Posted June. 17, 2013 04:41,   


Edward Snowden, 29, who leaked the situation of the U.S. government’s collection of personal data and surveillance, is found to have transferred to Hong Kong media Internet protocol addresses of Hong Kong and China that the U.S. National Security Agency hacked. Hence, when and where the U.S. hacked will likely be revealed sooner rather than later, heralding major stir.

The South China Morning Post, which held an exclusive interview with Snowden, reported on Friday that the data that Snowden handed over includes specific dates and IP addresses the National Security Agency hacked over the past five years, saying details will be publicized through additional analyses. The newspaper said the data suggests that the success ratio of the National Security Agency’s hacking exceeds 75 percent, and provides specific records on whether hacking attacks are still ongoing or have been completed.

If all of the respective IP addresses that the U.S. hacked are made public, how Washington collects cyber information will likely be publicized to a significant degree. Organizations and individuals who were hacked could file legal complaints against the U.S. government. Snowden said, “This data shows how the National Security Agency was able to successfully hack (foreign countries’) servers and computers, and frequencies.”

Chinese media is upping its criticism of the U.S. The state-run Global Times blasted Washington’s hypocrisy on Friday by introducing a German media report, which satires U.S. President Barack Obama’s 2008 election slogan “Yes We Can” as “Yes We Scan.”
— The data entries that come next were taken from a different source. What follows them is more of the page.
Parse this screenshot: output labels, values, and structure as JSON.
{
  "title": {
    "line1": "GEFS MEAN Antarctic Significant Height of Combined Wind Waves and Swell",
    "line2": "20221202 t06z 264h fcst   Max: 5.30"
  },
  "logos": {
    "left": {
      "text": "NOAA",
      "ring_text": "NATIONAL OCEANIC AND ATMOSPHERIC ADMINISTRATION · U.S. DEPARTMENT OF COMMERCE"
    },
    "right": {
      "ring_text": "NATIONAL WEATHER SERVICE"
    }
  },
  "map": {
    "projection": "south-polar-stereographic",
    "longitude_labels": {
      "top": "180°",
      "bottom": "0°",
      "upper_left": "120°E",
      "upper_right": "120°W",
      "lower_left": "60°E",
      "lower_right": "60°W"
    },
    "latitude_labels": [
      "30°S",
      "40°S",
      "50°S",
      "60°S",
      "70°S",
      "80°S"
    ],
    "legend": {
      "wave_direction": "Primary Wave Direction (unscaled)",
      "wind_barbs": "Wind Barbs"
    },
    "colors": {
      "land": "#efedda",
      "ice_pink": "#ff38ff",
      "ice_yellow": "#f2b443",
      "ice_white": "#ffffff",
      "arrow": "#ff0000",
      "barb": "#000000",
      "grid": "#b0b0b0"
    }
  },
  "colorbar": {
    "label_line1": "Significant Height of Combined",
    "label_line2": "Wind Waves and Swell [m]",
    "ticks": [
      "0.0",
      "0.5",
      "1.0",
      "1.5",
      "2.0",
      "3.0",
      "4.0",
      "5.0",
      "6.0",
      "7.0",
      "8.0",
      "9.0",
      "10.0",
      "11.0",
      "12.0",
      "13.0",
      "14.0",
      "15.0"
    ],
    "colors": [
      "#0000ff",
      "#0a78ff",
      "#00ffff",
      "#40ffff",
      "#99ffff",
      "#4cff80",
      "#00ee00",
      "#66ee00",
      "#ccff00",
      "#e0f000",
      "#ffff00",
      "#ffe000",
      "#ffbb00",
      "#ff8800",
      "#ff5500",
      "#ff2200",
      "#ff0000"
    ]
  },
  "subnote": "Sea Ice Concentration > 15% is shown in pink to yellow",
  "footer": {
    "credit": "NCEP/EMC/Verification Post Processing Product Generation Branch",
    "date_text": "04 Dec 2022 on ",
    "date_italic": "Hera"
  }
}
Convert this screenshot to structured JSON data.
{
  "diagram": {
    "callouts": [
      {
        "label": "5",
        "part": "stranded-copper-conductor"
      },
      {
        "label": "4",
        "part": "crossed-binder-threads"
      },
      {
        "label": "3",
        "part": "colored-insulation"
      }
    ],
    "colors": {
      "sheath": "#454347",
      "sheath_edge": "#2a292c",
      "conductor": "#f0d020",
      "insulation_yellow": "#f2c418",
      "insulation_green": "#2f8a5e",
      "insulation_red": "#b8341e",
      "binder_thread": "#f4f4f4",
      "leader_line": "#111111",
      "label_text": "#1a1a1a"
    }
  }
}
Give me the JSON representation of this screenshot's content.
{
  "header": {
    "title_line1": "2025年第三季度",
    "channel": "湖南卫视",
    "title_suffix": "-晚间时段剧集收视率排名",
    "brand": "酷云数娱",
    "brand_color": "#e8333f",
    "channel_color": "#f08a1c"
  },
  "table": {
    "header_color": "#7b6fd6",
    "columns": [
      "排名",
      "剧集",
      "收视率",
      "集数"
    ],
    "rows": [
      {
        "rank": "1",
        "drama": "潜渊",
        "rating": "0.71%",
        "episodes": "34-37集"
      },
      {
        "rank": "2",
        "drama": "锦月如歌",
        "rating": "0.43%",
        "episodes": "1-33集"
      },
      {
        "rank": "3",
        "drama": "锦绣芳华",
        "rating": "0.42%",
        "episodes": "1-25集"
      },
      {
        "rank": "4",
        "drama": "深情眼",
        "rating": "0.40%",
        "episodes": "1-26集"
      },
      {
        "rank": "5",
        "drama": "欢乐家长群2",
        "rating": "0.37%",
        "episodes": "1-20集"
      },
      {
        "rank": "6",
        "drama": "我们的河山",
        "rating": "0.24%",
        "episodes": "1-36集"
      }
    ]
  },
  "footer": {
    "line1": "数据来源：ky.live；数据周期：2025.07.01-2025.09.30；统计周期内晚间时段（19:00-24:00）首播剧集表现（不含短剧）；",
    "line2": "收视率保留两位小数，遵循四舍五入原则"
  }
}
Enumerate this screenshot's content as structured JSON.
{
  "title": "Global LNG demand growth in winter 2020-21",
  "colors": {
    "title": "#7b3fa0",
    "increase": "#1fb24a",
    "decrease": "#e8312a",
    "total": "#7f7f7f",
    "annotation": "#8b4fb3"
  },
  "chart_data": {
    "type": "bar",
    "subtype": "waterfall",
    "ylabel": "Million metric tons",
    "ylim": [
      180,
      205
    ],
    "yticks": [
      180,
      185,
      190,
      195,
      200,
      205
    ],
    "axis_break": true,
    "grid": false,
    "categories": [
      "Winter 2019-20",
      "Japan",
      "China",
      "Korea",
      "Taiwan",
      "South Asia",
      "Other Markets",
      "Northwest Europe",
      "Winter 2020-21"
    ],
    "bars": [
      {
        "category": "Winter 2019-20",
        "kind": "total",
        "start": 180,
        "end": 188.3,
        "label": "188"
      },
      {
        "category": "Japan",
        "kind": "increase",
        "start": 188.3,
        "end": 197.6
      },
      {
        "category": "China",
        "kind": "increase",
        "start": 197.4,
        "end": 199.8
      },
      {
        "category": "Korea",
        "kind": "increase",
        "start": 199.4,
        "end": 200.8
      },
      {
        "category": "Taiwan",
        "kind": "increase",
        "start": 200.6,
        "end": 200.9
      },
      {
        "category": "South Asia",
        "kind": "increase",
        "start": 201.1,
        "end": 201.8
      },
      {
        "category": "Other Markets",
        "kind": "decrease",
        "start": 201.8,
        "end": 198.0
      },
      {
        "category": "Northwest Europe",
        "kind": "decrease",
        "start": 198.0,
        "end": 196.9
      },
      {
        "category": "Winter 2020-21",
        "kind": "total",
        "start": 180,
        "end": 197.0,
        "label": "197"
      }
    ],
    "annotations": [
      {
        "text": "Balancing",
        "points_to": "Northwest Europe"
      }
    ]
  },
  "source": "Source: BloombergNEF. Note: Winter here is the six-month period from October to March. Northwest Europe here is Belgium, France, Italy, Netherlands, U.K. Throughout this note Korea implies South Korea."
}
Some analysts say that the Chinese government, which is enjoying windfall due to the Snowden scandal, is trying to hide its sense of satisfaction. They say Beijing judges that it has secured an important cause that will enable it to effectively counter Washington’s offensives against China’s cyber hacking against the U.S.

Asked what Beijing would do if Washington demands Snowden’s extradition at a regular press briefing on Friday, Foreign Ministry Spokesperson Hua Chunying said, “We will continue to watch unfolding situations of the incident.”

While Snowden continues to stay in Hong Kong, Robert Muller, the director of the U.S. Federal Bureau of Investigation, told the House Judiciary Committee on Thursday that criminal investigation is underway, and his agency is stepping up efforts to take Snowden into custody. He stressed the disclosure has seriously damaged U.S. national security and public safety. It is the first time that a ranking Washington official has officially confirmed ongoing investigation of Snowden.

Bloomberg reported Thursday that the U.S. House Intelligence Committee is investigating what connection Snowden has with China. Committee chairman Mike Rogers said there are many questions including why Snowden went to Hong Kong, how he continues to stay in Hong Kong, and whether the Chinese government is cooperating to support Snowden’s stay there.

Meanwhile, the device Snowden used in stealing classified information from the National Security Agency has been found to be USB memory stick. The Los Angeles Times reported on Thursday that use of USB sticks at intelligence agencies are banned in principle, but exception can be applied to network managers such as Snowden through a special approval process.